We also hit up ditches, marble gaps, and ledges. Fred skated good all day, while the others were too tired from the previous night to skate at all. Fred had a clear head and landed every trick he attempted.


We took a six-hour journey to Houston and woke up at Southside Skatepark. This place is really good. We all sessioned the park for a few hours to get warmed up for downtown. Houston was just like Dallas. Bust! Bust! This was getting too frustrating. We checked into a 70s-style hotel awaiting our long journey back to Cincinnati.

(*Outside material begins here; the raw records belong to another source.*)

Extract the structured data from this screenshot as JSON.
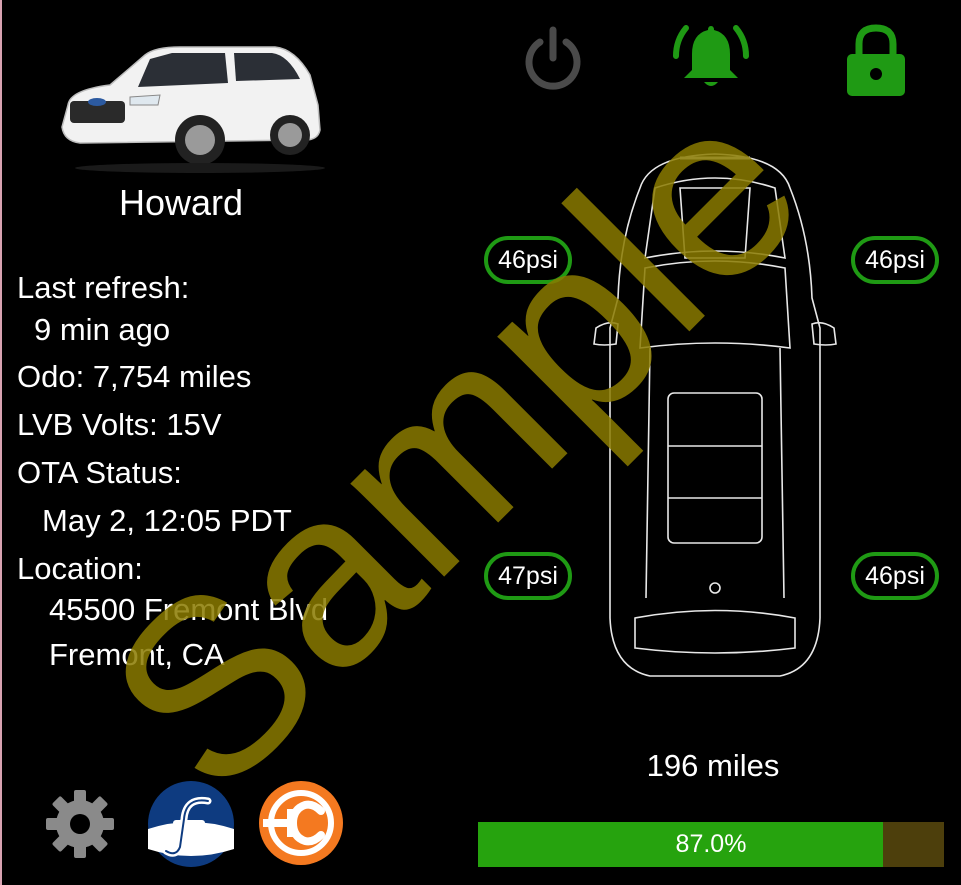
{
  "vehicle": {
    "name": "Howard",
    "photo_icon": "suv-photo"
  },
  "info": {
    "last_refresh_label": "Last refresh:",
    "last_refresh_value": "9 min ago",
    "odometer": "Odo: 7,754 miles",
    "lvb_volts": "LVB Volts: 15V",
    "ota_label": "OTA Status:",
    "ota_value": "May 2, 12:05 PDT",
    "location_label": "Location:",
    "location_line1": "45500 Fremont Blvd",
    "location_line2": "Fremont, CA"
  },
  "status_icons": {
    "power": {
      "icon": "power-icon",
      "color": "#4a4a4a"
    },
    "alarm": {
      "icon": "bell-icon",
      "color": "#1f9a14"
    },
    "lock": {
      "icon": "lock-icon",
      "color": "#1f9a14"
    }
  },
  "tires": {
    "front_left": "46psi",
    "front_right": "46psi",
    "rear_left": "47psi",
    "rear_right": "46psi",
    "ring_color": "#1f9a14"
  },
  "range": {
    "miles": "196 miles",
    "charge_percent": 87.0,
    "charge_label": "87.0%",
    "fill_color": "#26a30e",
    "empty_color": "#4d3f0c"
  },
  "bottom_icons": [
    "gear-icon",
    "ford-logo-icon",
    "charging-app-icon"
  ],
  "watermark": {
    "text": "Sample",
    "color": "#8a7a00"
  }
}
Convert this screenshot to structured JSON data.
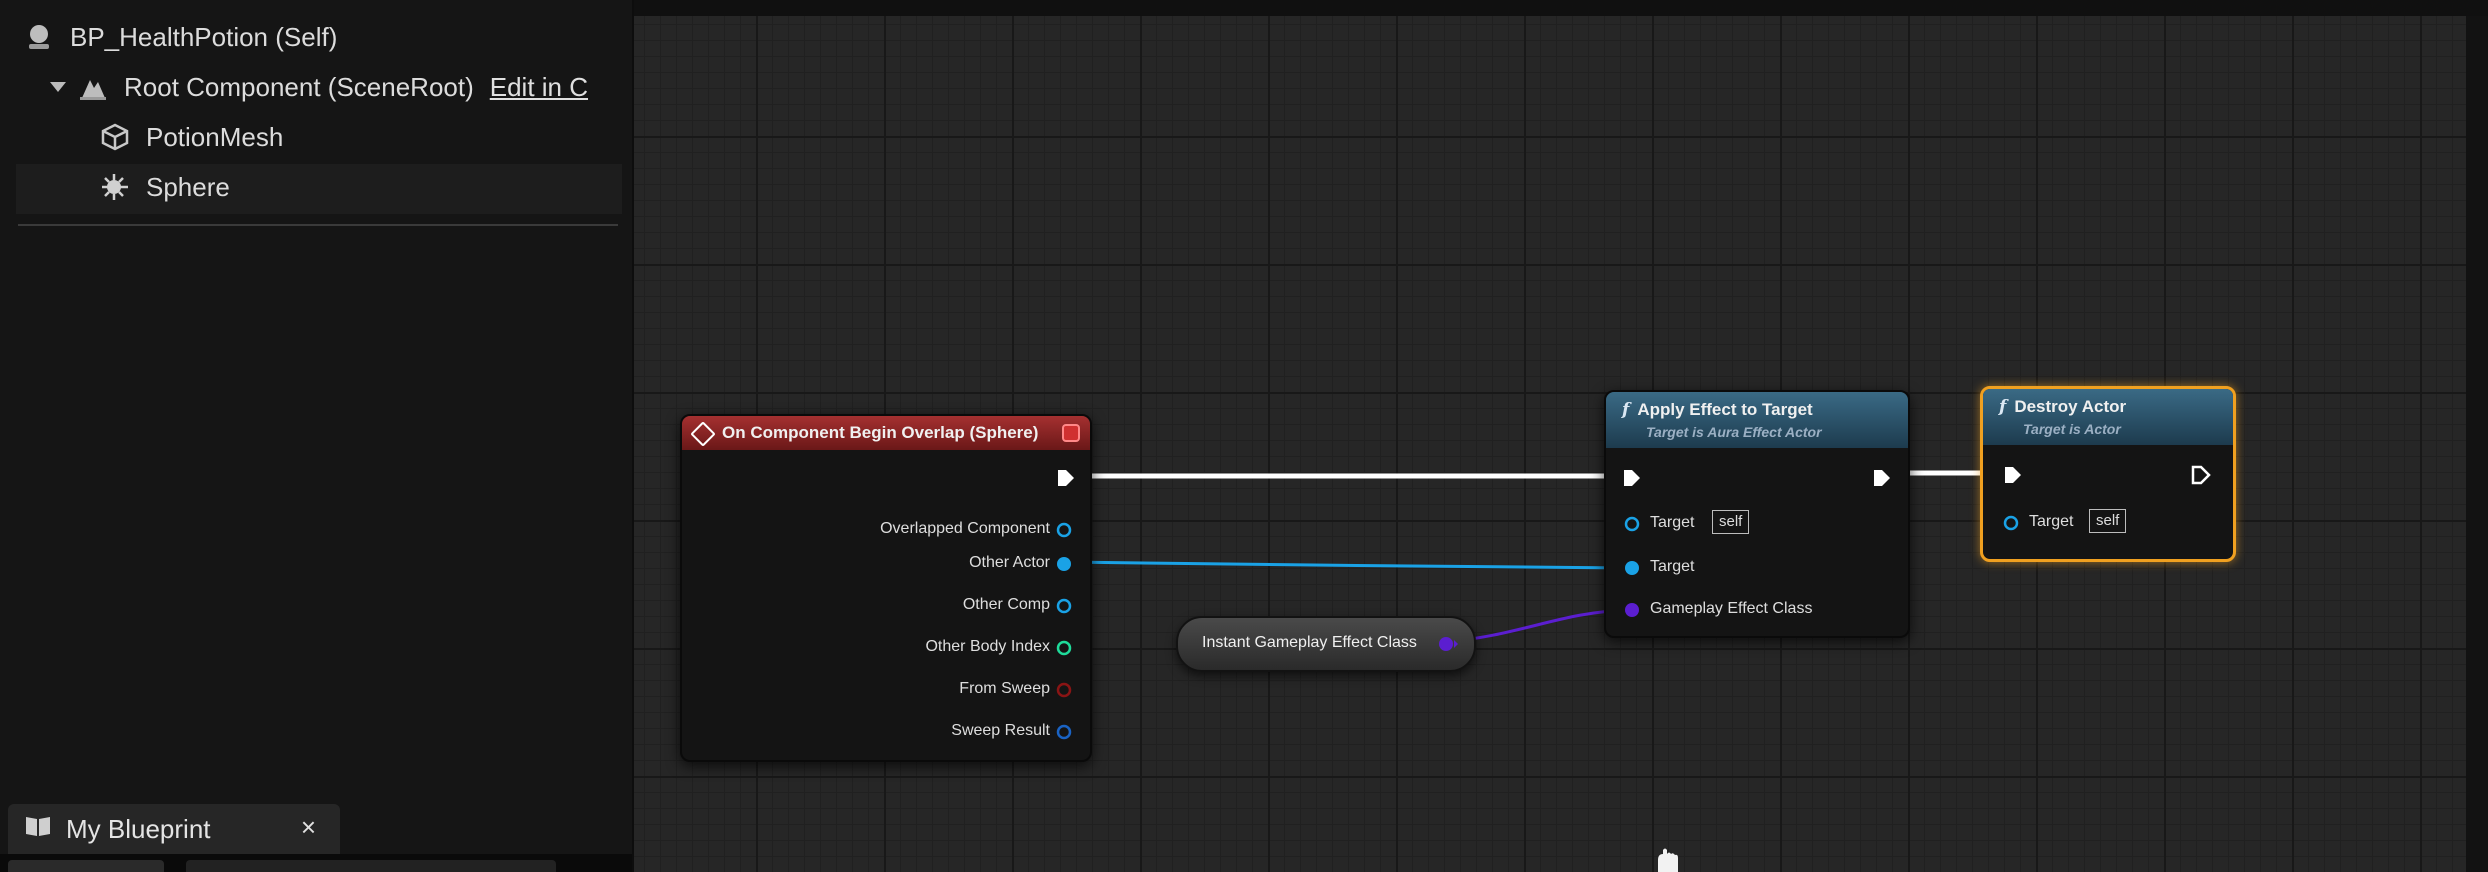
{
  "components_panel": {
    "self_label": "BP_HealthPotion (Self)",
    "root_label": "Root Component (SceneRoot)",
    "root_edit_link": "Edit in C",
    "children": [
      {
        "label": "PotionMesh",
        "icon": "static-mesh-icon"
      },
      {
        "label": "Sphere",
        "icon": "sphere-collision-icon"
      }
    ]
  },
  "bottom_tab": {
    "label": "My Blueprint",
    "close": "×",
    "icon": "book-icon"
  },
  "graph": {
    "event_node": {
      "title": "On Component Begin Overlap (Sphere)",
      "pins": [
        "Overlapped Component",
        "Other Actor",
        "Other Comp",
        "Other Body Index",
        "From Sweep",
        "Sweep Result"
      ]
    },
    "apply_node": {
      "title": "Apply Effect to Target",
      "subtitle": "Target is Aura Effect Actor",
      "pins": [
        {
          "label": "Target",
          "default": "self"
        },
        {
          "label": "Target"
        },
        {
          "label": "Gameplay Effect Class"
        }
      ]
    },
    "destroy_node": {
      "title": "Destroy Actor",
      "subtitle": "Target is Actor",
      "pins": [
        {
          "label": "Target",
          "default": "self"
        }
      ]
    },
    "variable_node": {
      "label": "Instant Gameplay Effect Class"
    },
    "colors": {
      "exec": "#ffffff",
      "object": "#1aa2e6",
      "class": "#5b1ed0",
      "int": "#1fdb9a",
      "bool": "#8a1414",
      "struct": "#1a63c4",
      "selected": "#f0a020",
      "event_header": "#a53030",
      "function_header": "#3a6a85"
    }
  }
}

Somehow we ended up in Baton Rouge, Louisiana skating these little banks under a bridge. Carter and Hill were bringing back the good ol’ memories of skating the Catfish Banks that Dyrdek skated in the first Workshop video Memory Screen. They were super stoked.

Later we found ourselves at this perfect bank structure– transitions almost going up to vert. Dill and Fred were skating it for a good ten minutes before we got kicked out. We hopped back into the RV for a ten-hour drive to Cincinnati.

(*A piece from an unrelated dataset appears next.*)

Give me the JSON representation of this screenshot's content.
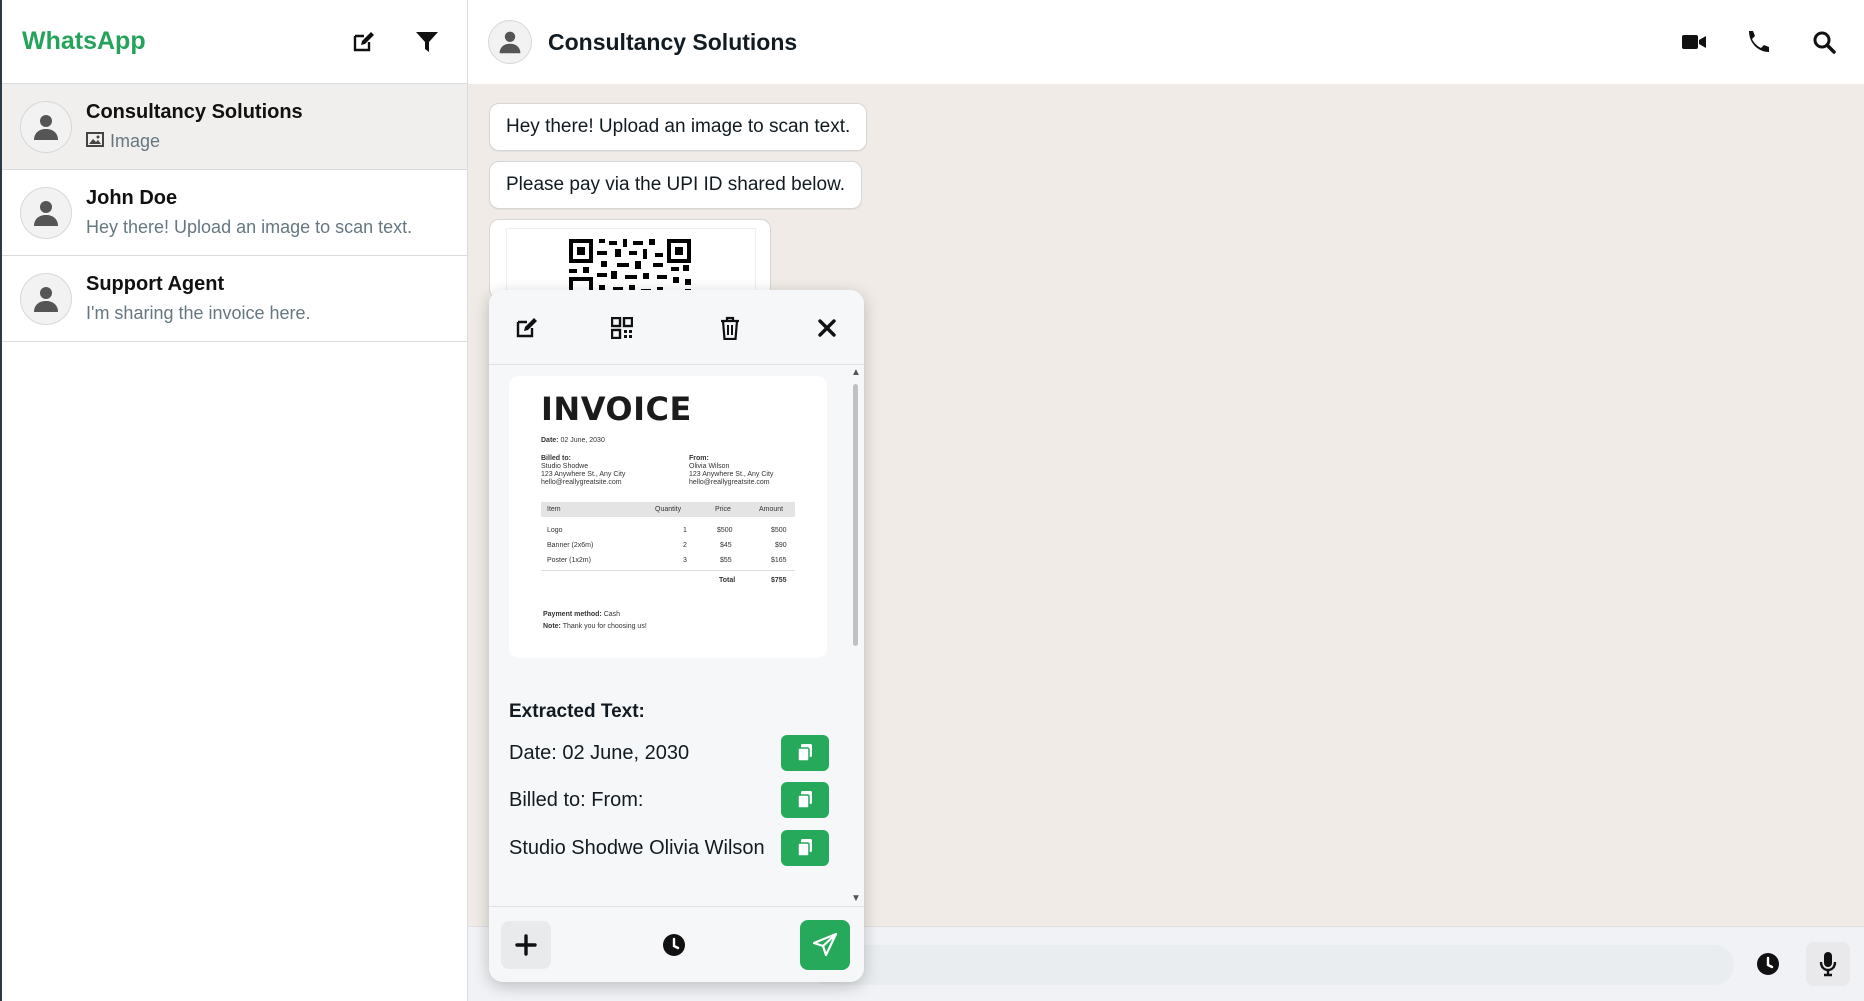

We cruised up to a spot in Cincinnati that was a perfect replica of Hubba Hideout. While Fred, Josh, and Anthony skated, Carter noticed “Don Dill” walking far in the background. Dill didn’t want to skate, so we’d left him downtown so he could do some shopping. But who knows how in the hell he ended up waltzing by our Hubba spot–we were at least a few miles away from where we’d left him. We hadn’t even let him know where we were going. We called out to him, but he just kept walking in search for some campus girls.

Carter decided to call it the day. Dill was lost, Fred was hurt, Anthony was exhausted, and Josh was homesick. A good night out at a restaurant was well needed. Thanks to Carter and Hill, this was the end of our adventure.